To accept mortal mind's false, material presentation of man and the universe limits the scope of our capabilities and hedges us about with obstacles to happiness and success. Even though one may feel justified in striving for a specific earthly goal, no human attainment can really satisfy, since it does not possess the qualities of permanence, perfection, and completeness. If one strives, instead, for the realization that permanence, perfection, and completeness are inherent in God and therefore inhere in His expression, he is seeking the kingdom of God and may be confident that whatever is needed in the human economy will be made manifest. Only in this way can one find freedom from anxiety and true peace of mind.

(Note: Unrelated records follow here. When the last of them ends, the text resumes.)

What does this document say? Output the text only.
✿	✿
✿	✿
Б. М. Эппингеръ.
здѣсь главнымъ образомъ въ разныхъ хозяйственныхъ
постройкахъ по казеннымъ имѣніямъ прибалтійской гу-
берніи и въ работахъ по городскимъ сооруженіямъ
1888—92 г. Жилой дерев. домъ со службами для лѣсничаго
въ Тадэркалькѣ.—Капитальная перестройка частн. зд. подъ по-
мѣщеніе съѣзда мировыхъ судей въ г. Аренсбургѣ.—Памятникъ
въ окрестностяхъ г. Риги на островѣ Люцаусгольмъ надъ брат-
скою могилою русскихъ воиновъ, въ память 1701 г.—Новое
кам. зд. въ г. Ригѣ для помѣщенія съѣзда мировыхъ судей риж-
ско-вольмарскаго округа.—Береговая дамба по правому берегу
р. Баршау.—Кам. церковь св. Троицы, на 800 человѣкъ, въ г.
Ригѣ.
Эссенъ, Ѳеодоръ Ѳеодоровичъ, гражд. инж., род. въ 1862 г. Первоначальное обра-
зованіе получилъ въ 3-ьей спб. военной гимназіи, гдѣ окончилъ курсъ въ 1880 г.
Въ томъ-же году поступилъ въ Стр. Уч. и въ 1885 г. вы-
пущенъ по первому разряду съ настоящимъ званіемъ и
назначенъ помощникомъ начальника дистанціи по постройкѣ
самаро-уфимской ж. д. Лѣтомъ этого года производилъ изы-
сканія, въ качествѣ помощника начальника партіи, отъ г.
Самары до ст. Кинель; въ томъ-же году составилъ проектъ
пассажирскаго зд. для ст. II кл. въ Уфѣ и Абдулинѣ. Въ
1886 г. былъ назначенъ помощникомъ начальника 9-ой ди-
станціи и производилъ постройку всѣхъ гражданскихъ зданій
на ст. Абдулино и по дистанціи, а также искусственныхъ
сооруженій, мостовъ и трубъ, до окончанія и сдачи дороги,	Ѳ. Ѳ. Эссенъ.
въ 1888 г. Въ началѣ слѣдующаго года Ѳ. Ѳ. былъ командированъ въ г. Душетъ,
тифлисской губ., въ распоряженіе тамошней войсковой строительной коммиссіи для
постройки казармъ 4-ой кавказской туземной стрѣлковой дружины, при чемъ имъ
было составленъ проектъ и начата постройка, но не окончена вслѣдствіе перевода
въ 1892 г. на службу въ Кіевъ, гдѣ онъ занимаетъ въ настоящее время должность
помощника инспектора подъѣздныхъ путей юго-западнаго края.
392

The master Christian, in giving the recipe for a full and satisfying life, did not advise us to strive for material riches or position. He bade us in effect to seek within ourselves the kingdom of God; to achieve that state of consciousness wherein faith and love prevail and man is seen as God's idea, possessing all good by reflection. With perfection as the only horizon we need not make a wearisome ascent from materiality to spirituality. The new heaven and the new earth which appeared to St. John, devoid of pain, sorrow, and death, are the ever-present spiritual facts of being here and now.